How has your understanding of your own leadership changed through the Fellowship to date? How do you now view the role of self-care in sustaining your ability to lead?
This Fellowship has taught me so much about myself as a person, mom, and a community member. My understanding of my leadership has dramatically changed since starting the fellowship. There are various things I learned about my leadership since starting the Fellowship. When I started out in the Fellowship I thought to be a leader was about always being strong, being selfless, always being there at all times for others, and sacrificing time for self to fight the fight as much and as hard as you can.
I thought I always had to be strong and never let anyone see me sweat. I couldn’t be vulnerable and open up to people about where I was struggling. I also felt I couldn’t let people and let them know what I have been through in my life fearing they would see me as an unfit leader. Therefore, I held a lot in and didn’t seek help when I was feeling overwhelmed and doubted myself. Over the last year and a half, I have learned how much this impacted my ability to be a great leader. Now relying on others to heal and to process the emotional aspect of my work was only wearing me down, so I was not able to show up as my full self. It also hindered my ability in working in the community because I was struggling to get people to make a connection with me because they were unable to see themselves in me.
My thoughts around being selfless were rooted in the fact that a true leader doesn’t worry about what they need; they worry about what others need. I would do and or give anything anyone asked of me without expecting to me treated the same in return. Often this left me ran over and other always taking but not being there for me when I need their shoulder or assistance. This year has taught me that all this did make me more emotional and lose faith in the people I wanted to serve as a leader. It also at times left me thinking I didn't want to be in this work anymore because I was feeling so abused by those I was dedicated to helping. I also reflected on how doing this continuously reinforcing to people that it was OK for them to do this and it was hindering their ability to exercise their leadership.

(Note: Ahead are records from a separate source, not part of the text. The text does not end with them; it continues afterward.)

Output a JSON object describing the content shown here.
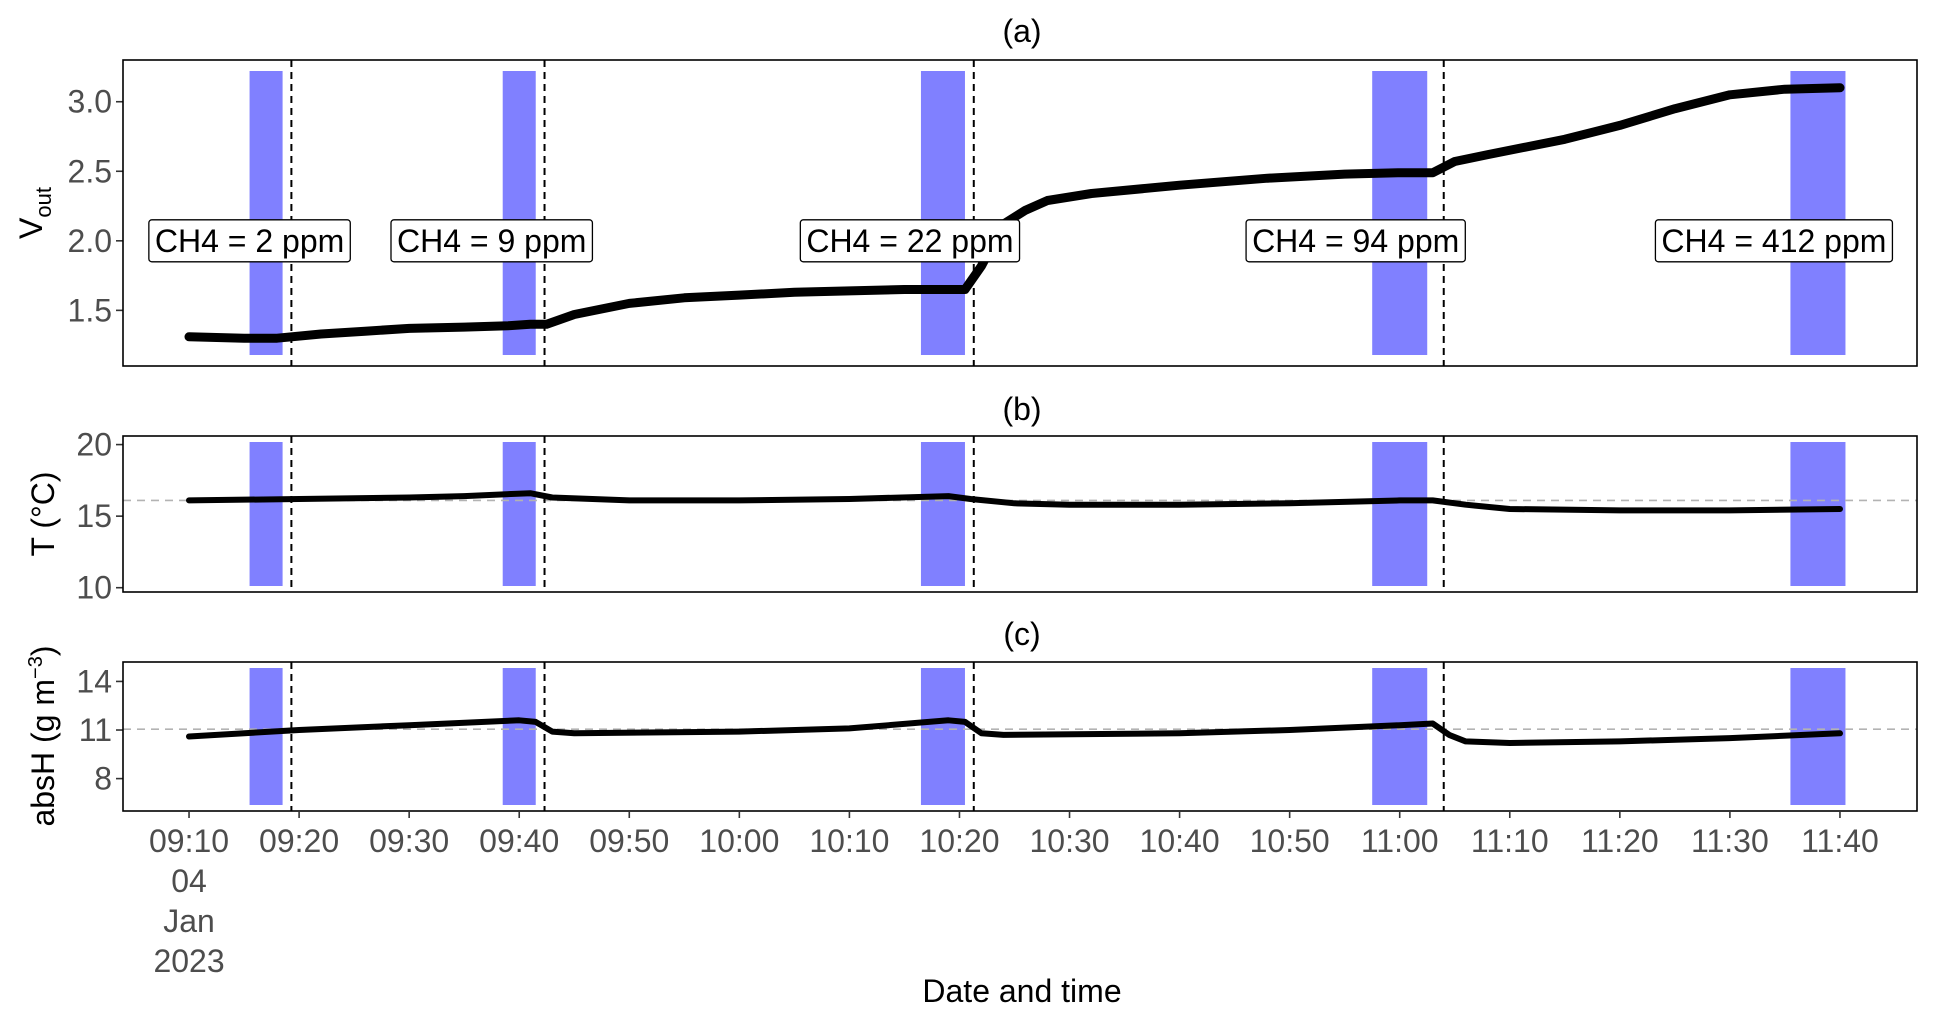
{
  "chart_data": {
    "type": "line",
    "xlabel": "Date and time",
    "x_ticks": [
      {
        "t": 550,
        "label": "09:10",
        "extra": [
          "04",
          "Jan",
          "2023"
        ]
      },
      {
        "t": 560,
        "label": "09:20"
      },
      {
        "t": 570,
        "label": "09:30"
      },
      {
        "t": 580,
        "label": "09:40"
      },
      {
        "t": 590,
        "label": "09:50"
      },
      {
        "t": 600,
        "label": "10:00"
      },
      {
        "t": 610,
        "label": "10:10"
      },
      {
        "t": 620,
        "label": "10:20"
      },
      {
        "t": 630,
        "label": "10:30"
      },
      {
        "t": 640,
        "label": "10:40"
      },
      {
        "t": 650,
        "label": "10:50"
      },
      {
        "t": 660,
        "label": "11:00"
      },
      {
        "t": 670,
        "label": "11:10"
      },
      {
        "t": 680,
        "label": "11:20"
      },
      {
        "t": 690,
        "label": "11:30"
      },
      {
        "t": 700,
        "label": "11:40"
      }
    ],
    "x_unit": "minutes since midnight",
    "xlim": [
      544,
      707
    ],
    "shaded_intervals": [
      [
        555.5,
        558.5
      ],
      [
        578.5,
        581.5
      ],
      [
        616.5,
        620.5
      ],
      [
        657.5,
        662.5
      ],
      [
        695.5,
        700.5
      ]
    ],
    "event_lines": [
      559.3,
      582.3,
      621.3,
      664.0
    ],
    "panels": [
      {
        "title": "(a)",
        "ylabel": "V",
        "ylabel_sub": "out",
        "ylim": [
          1.1,
          3.3
        ],
        "y_ticks": [
          1.5,
          2.0,
          2.5,
          3.0
        ],
        "y_tick_labels": [
          "1.5",
          "2.0",
          "2.5",
          "3.0"
        ],
        "series": {
          "name": "Vout",
          "x": [
            550,
            555,
            558,
            562,
            566,
            570,
            575,
            579,
            581,
            582.5,
            585,
            590,
            595,
            600,
            605,
            610,
            615,
            619,
            620.5,
            622,
            624,
            626,
            628,
            632,
            640,
            648,
            655,
            660,
            663,
            665,
            668,
            675,
            680,
            685,
            690,
            695,
            700
          ],
          "y": [
            1.31,
            1.3,
            1.3,
            1.33,
            1.35,
            1.37,
            1.38,
            1.39,
            1.4,
            1.4,
            1.47,
            1.55,
            1.59,
            1.61,
            1.63,
            1.64,
            1.65,
            1.65,
            1.65,
            1.82,
            2.12,
            2.22,
            2.29,
            2.34,
            2.4,
            2.45,
            2.48,
            2.49,
            2.49,
            2.57,
            2.62,
            2.73,
            2.83,
            2.95,
            3.05,
            3.09,
            3.1
          ]
        },
        "annotations": [
          {
            "x": 555.5,
            "y": 2.0,
            "text": "CH4 = 2 ppm"
          },
          {
            "x": 577.5,
            "y": 2.0,
            "text": "CH4 = 9 ppm"
          },
          {
            "x": 615.5,
            "y": 2.0,
            "text": "CH4 = 22 ppm"
          },
          {
            "x": 656.0,
            "y": 2.0,
            "text": "CH4 = 94 ppm"
          },
          {
            "x": 694.0,
            "y": 2.0,
            "text": "CH4 = 412 ppm"
          }
        ]
      },
      {
        "title": "(b)",
        "ylabel": "T (°C)",
        "ylim": [
          9.7,
          20.6
        ],
        "y_ticks": [
          10,
          15,
          20
        ],
        "y_tick_labels": [
          "10",
          "15",
          "20"
        ],
        "ref_line": 16.1,
        "series": {
          "name": "T",
          "x": [
            550,
            560,
            570,
            575,
            581,
            583,
            590,
            600,
            610,
            619,
            621,
            625,
            630,
            640,
            650,
            660,
            663,
            666,
            670,
            680,
            690,
            700
          ],
          "y": [
            16.1,
            16.2,
            16.3,
            16.4,
            16.6,
            16.3,
            16.1,
            16.1,
            16.2,
            16.4,
            16.2,
            15.9,
            15.8,
            15.8,
            15.9,
            16.1,
            16.1,
            15.8,
            15.5,
            15.4,
            15.4,
            15.5
          ]
        }
      },
      {
        "title": "(c)",
        "ylabel": "absH (g m",
        "ylabel_sup": "−3",
        "ylabel_close": ")",
        "ylim": [
          6.0,
          15.2
        ],
        "y_ticks": [
          8,
          11,
          14
        ],
        "y_tick_labels": [
          "8",
          "11",
          "14"
        ],
        "ref_line": 11.05,
        "series": {
          "name": "absH",
          "x": [
            550,
            560,
            570,
            580,
            581.5,
            583,
            585,
            600,
            610,
            619,
            620.5,
            622,
            624,
            640,
            650,
            660,
            663,
            664.5,
            666,
            670,
            680,
            690,
            700
          ],
          "y": [
            10.6,
            11.0,
            11.3,
            11.6,
            11.5,
            10.9,
            10.8,
            10.9,
            11.1,
            11.6,
            11.5,
            10.8,
            10.7,
            10.8,
            11.0,
            11.3,
            11.4,
            10.7,
            10.3,
            10.2,
            10.3,
            10.5,
            10.8
          ]
        }
      }
    ]
  },
  "colors": {
    "shade": "#8080ff",
    "line": "#000000",
    "ref": "#b3b3b3"
  }
}
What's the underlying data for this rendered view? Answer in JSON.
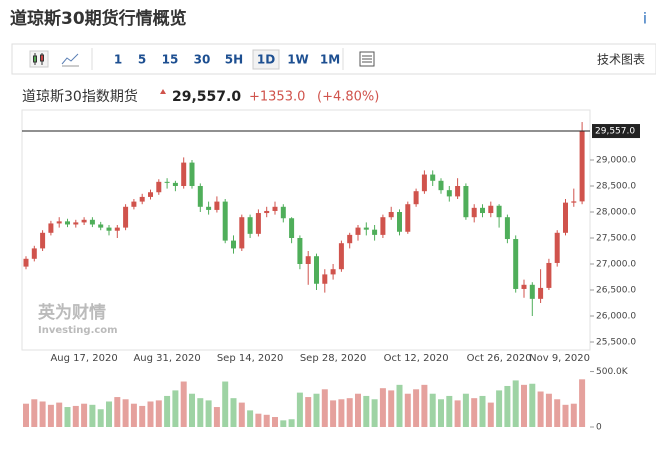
{
  "header": {
    "title": "道琼斯30期货行情概览",
    "info": "i"
  },
  "toolbar": {
    "intervals": [
      "1",
      "5",
      "15",
      "30",
      "5H",
      "1D",
      "1W",
      "1M"
    ],
    "selected": "1D",
    "technical": "技术图表"
  },
  "quote": {
    "name": "道琼斯30指数期货",
    "price": "29,557.0",
    "change": "+1353.0",
    "change_pct": "(+4.80%)"
  },
  "chart_data": {
    "type": "candlestick",
    "categories": [
      null,
      null,
      null,
      null,
      null,
      null,
      null,
      "Aug 17, 2020",
      null,
      null,
      null,
      null,
      null,
      null,
      null,
      null,
      null,
      "Aug 31, 2020",
      null,
      null,
      null,
      null,
      null,
      null,
      null,
      null,
      null,
      "Sep 14, 2020",
      null,
      null,
      null,
      null,
      null,
      null,
      null,
      null,
      null,
      "Sep 28, 2020",
      null,
      null,
      null,
      null,
      null,
      null,
      null,
      null,
      null,
      "Oct 12, 2020",
      null,
      null,
      null,
      null,
      null,
      null,
      null,
      null,
      null,
      "Oct 26, 2020",
      null,
      null,
      null,
      null,
      null,
      null,
      null,
      null,
      null,
      "Nov 9, 2020"
    ],
    "open": [
      26950,
      27100,
      27300,
      27600,
      27780,
      27820,
      27760,
      27800,
      27850,
      27760,
      27700,
      27640,
      27700,
      28100,
      28200,
      28290,
      28380,
      28580,
      28560,
      28500,
      28950,
      28500,
      28100,
      28040,
      28200,
      27450,
      27300,
      27900,
      27580,
      27980,
      28020,
      28100,
      27880,
      27500,
      27000,
      27150,
      26620,
      26800,
      26900,
      27400,
      27560,
      27700,
      27660,
      27560,
      27900,
      28000,
      27620,
      28150,
      28400,
      28720,
      28600,
      28420,
      28300,
      28500,
      27900,
      28080,
      27980,
      28120,
      27900,
      27480,
      26520,
      26600,
      26330,
      26540,
      27020,
      27600,
      28180,
      28204
    ],
    "high": [
      27150,
      27350,
      27650,
      27830,
      27900,
      27870,
      27850,
      27900,
      27900,
      27810,
      27750,
      27750,
      28150,
      28250,
      28350,
      28430,
      28630,
      28650,
      28600,
      29050,
      29000,
      28550,
      28200,
      28300,
      28250,
      27550,
      27950,
      27950,
      28050,
      28100,
      28200,
      28150,
      27900,
      27550,
      27250,
      27200,
      26900,
      27000,
      27450,
      27600,
      27750,
      27800,
      27750,
      27950,
      28100,
      28050,
      28200,
      28450,
      28800,
      28800,
      28650,
      28500,
      28650,
      28550,
      28150,
      28150,
      28200,
      28150,
      27950,
      27550,
      26700,
      26650,
      26900,
      27100,
      27650,
      28250,
      28450,
      29730
    ],
    "low": [
      26900,
      27050,
      27250,
      27550,
      27700,
      27710,
      27700,
      27750,
      27710,
      27650,
      27550,
      27500,
      27650,
      28050,
      28150,
      28240,
      28330,
      28450,
      28400,
      28450,
      28450,
      28000,
      27950,
      27990,
      27400,
      27200,
      27250,
      27500,
      27530,
      27900,
      27950,
      27800,
      27400,
      26900,
      26600,
      26500,
      26450,
      26700,
      26850,
      27300,
      27450,
      27550,
      27450,
      27500,
      27850,
      27550,
      27580,
      28100,
      28350,
      28500,
      28350,
      28200,
      28250,
      27850,
      27800,
      27900,
      27900,
      27700,
      27400,
      26450,
      26350,
      26000,
      26250,
      26500,
      26950,
      27550,
      28100,
      28150
    ],
    "close": [
      27100,
      27300,
      27600,
      27780,
      27820,
      27760,
      27800,
      27850,
      27760,
      27700,
      27640,
      27700,
      28100,
      28200,
      28290,
      28380,
      28580,
      28560,
      28500,
      28950,
      28500,
      28100,
      28040,
      28200,
      27450,
      27300,
      27900,
      27580,
      27980,
      28020,
      28100,
      27880,
      27500,
      27000,
      27150,
      26620,
      26800,
      26900,
      27400,
      27560,
      27700,
      27660,
      27560,
      27900,
      28000,
      27620,
      28150,
      28400,
      28720,
      28600,
      28420,
      28300,
      28500,
      27900,
      28080,
      27980,
      28120,
      27900,
      27480,
      26520,
      26600,
      26330,
      26540,
      27020,
      27600,
      28180,
      28204,
      29557
    ],
    "volume": [
      210000,
      250000,
      230000,
      200000,
      220000,
      180000,
      190000,
      210000,
      200000,
      160000,
      230000,
      270000,
      250000,
      210000,
      190000,
      230000,
      240000,
      280000,
      330000,
      410000,
      300000,
      260000,
      240000,
      180000,
      410000,
      260000,
      220000,
      150000,
      120000,
      110000,
      90000,
      60000,
      70000,
      310000,
      270000,
      300000,
      340000,
      240000,
      250000,
      260000,
      300000,
      280000,
      250000,
      350000,
      330000,
      380000,
      300000,
      340000,
      380000,
      300000,
      250000,
      280000,
      240000,
      300000,
      260000,
      280000,
      220000,
      330000,
      370000,
      420000,
      380000,
      390000,
      320000,
      300000,
      250000,
      200000,
      210000,
      430000
    ],
    "up_color": "#d0534c",
    "down_color": "#4fae5a",
    "ylim": [
      25350,
      29950
    ],
    "yticks": [
      {
        "value": 25500,
        "label": "25,500.0"
      },
      {
        "value": 26000,
        "label": "26,000.0"
      },
      {
        "value": 26500,
        "label": "26,500.0"
      },
      {
        "value": 27000,
        "label": "27,000.0"
      },
      {
        "value": 27500,
        "label": "27,500.0"
      },
      {
        "value": 28000,
        "label": "28,000.0"
      },
      {
        "value": 28500,
        "label": "28,500.0"
      },
      {
        "value": 29000,
        "label": "29,000.0"
      }
    ],
    "vol_lim": [
      0,
      550000
    ],
    "vol_ticks": [
      {
        "value": 500000,
        "label": "500.0K"
      },
      0
    ],
    "last_price": {
      "value": 29557,
      "label": "29,557.0"
    },
    "watermark": [
      "英为财情",
      "Investing.com"
    ]
  }
}
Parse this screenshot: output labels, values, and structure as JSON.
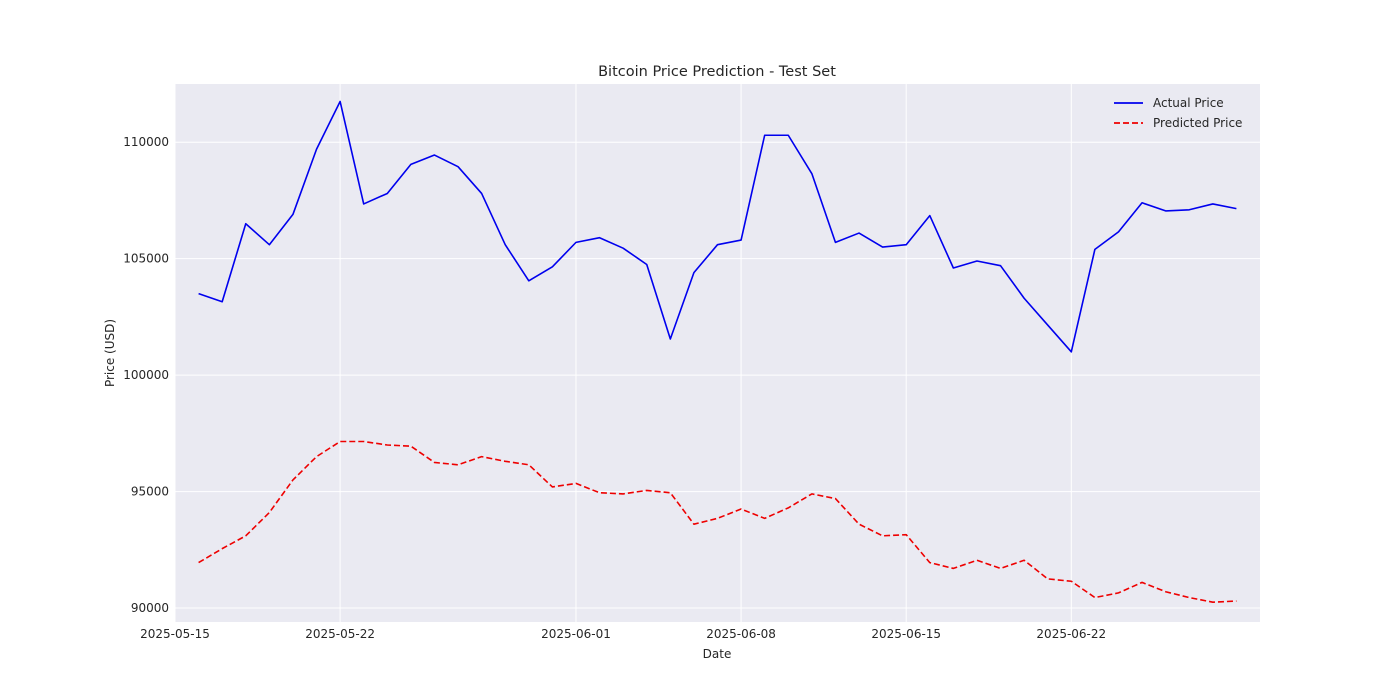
{
  "chart_data": {
    "type": "line",
    "title": "Bitcoin Price Prediction - Test Set",
    "xlabel": "Date",
    "ylabel": "Price (USD)",
    "x_axis": "date",
    "xlim": [
      "2025-05-15",
      "2025-06-30"
    ],
    "ylim": [
      89400,
      112500
    ],
    "x_ticks": [
      "2025-05-15",
      "2025-05-22",
      "2025-06-01",
      "2025-06-08",
      "2025-06-15",
      "2025-06-22"
    ],
    "y_ticks": [
      90000,
      95000,
      100000,
      105000,
      110000
    ],
    "grid": true,
    "legend_position": "top-right",
    "x": [
      "2025-05-16",
      "2025-05-17",
      "2025-05-18",
      "2025-05-19",
      "2025-05-20",
      "2025-05-21",
      "2025-05-22",
      "2025-05-23",
      "2025-05-24",
      "2025-05-25",
      "2025-05-26",
      "2025-05-27",
      "2025-05-28",
      "2025-05-29",
      "2025-05-30",
      "2025-05-31",
      "2025-06-01",
      "2025-06-02",
      "2025-06-03",
      "2025-06-04",
      "2025-06-05",
      "2025-06-06",
      "2025-06-07",
      "2025-06-08",
      "2025-06-09",
      "2025-06-10",
      "2025-06-11",
      "2025-06-12",
      "2025-06-13",
      "2025-06-14",
      "2025-06-15",
      "2025-06-16",
      "2025-06-17",
      "2025-06-18",
      "2025-06-19",
      "2025-06-20",
      "2025-06-21",
      "2025-06-22",
      "2025-06-23",
      "2025-06-24",
      "2025-06-25",
      "2025-06-26",
      "2025-06-27",
      "2025-06-28",
      "2025-06-29"
    ],
    "series": [
      {
        "name": "Actual Price",
        "color": "#0000ee",
        "dash": "solid",
        "values": [
          103500,
          103150,
          106500,
          105600,
          106900,
          109700,
          111750,
          107350,
          107800,
          109050,
          109450,
          108950,
          107800,
          105600,
          104050,
          104650,
          105700,
          105900,
          105450,
          104750,
          101550,
          104400,
          105600,
          105800,
          110300,
          110300,
          108650,
          105700,
          106100,
          105500,
          105600,
          106850,
          104600,
          104900,
          104700,
          103300,
          102150,
          101000,
          105400,
          106150,
          107400,
          107050,
          107100,
          107350,
          107150
        ]
      },
      {
        "name": "Predicted Price",
        "color": "#ee0000",
        "dash": "dashed",
        "values": [
          91950,
          92550,
          93100,
          94100,
          95500,
          96500,
          97150,
          97150,
          97000,
          96950,
          96250,
          96150,
          96500,
          96300,
          96150,
          95200,
          95350,
          94950,
          94900,
          95050,
          94950,
          93600,
          93850,
          94250,
          93850,
          94300,
          94900,
          94700,
          93600,
          93100,
          93150,
          91950,
          91700,
          92050,
          91700,
          92050,
          91250,
          91150,
          90450,
          90650,
          91100,
          90700,
          90450,
          90250,
          90300
        ]
      }
    ]
  }
}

Another lesson I learned was it was not responsible leadership to always sacrifice my time always to show up to be present at everything. I did this because as an organizer you build the relationship through showing up and being a known face to be involved. Therefore, I went to every event and met with every person when they asked even though it was not aligned to my priorities. Going to every event not only affected my personal life and not being able to have work life balance but it also made me less effective at the things that were a priority for myself and work. It also made me feel burned out faster and then I would crash. Once I crashed, I would have to disconnect for periods at a time to refuel.
Regarding how I view self-care in sustaining my ability to lead, I completely see the value in it when once before I always put others before myself. Earlier this year I did some work with my coach to identify eight values that drive the person I am. The eight are as followed: Spirituality, Mothering, Education, Security/Safety, Personal Health, Equity, Community, and Success. Most times this constant need to serve came at the cost of me giving up my value on personal health, mothering to my own to kids, and success. The most valuable lesson I have learned from this is I can’t honor any of my values without carving out time for my daughters and myself. Without doing so everything else in my life lacks the real quality to produce the results I want to see and my desire to develop future healthy leaders is diminished because I am not modeling the values I claim to hold. Subsequently, I learned that sustaining my self-care is not only important so I can show up at work and perform my job well, remain healthy for myself and kids, as well as make sure I am modeling self-care, so the people around me don't feel they practice self-care.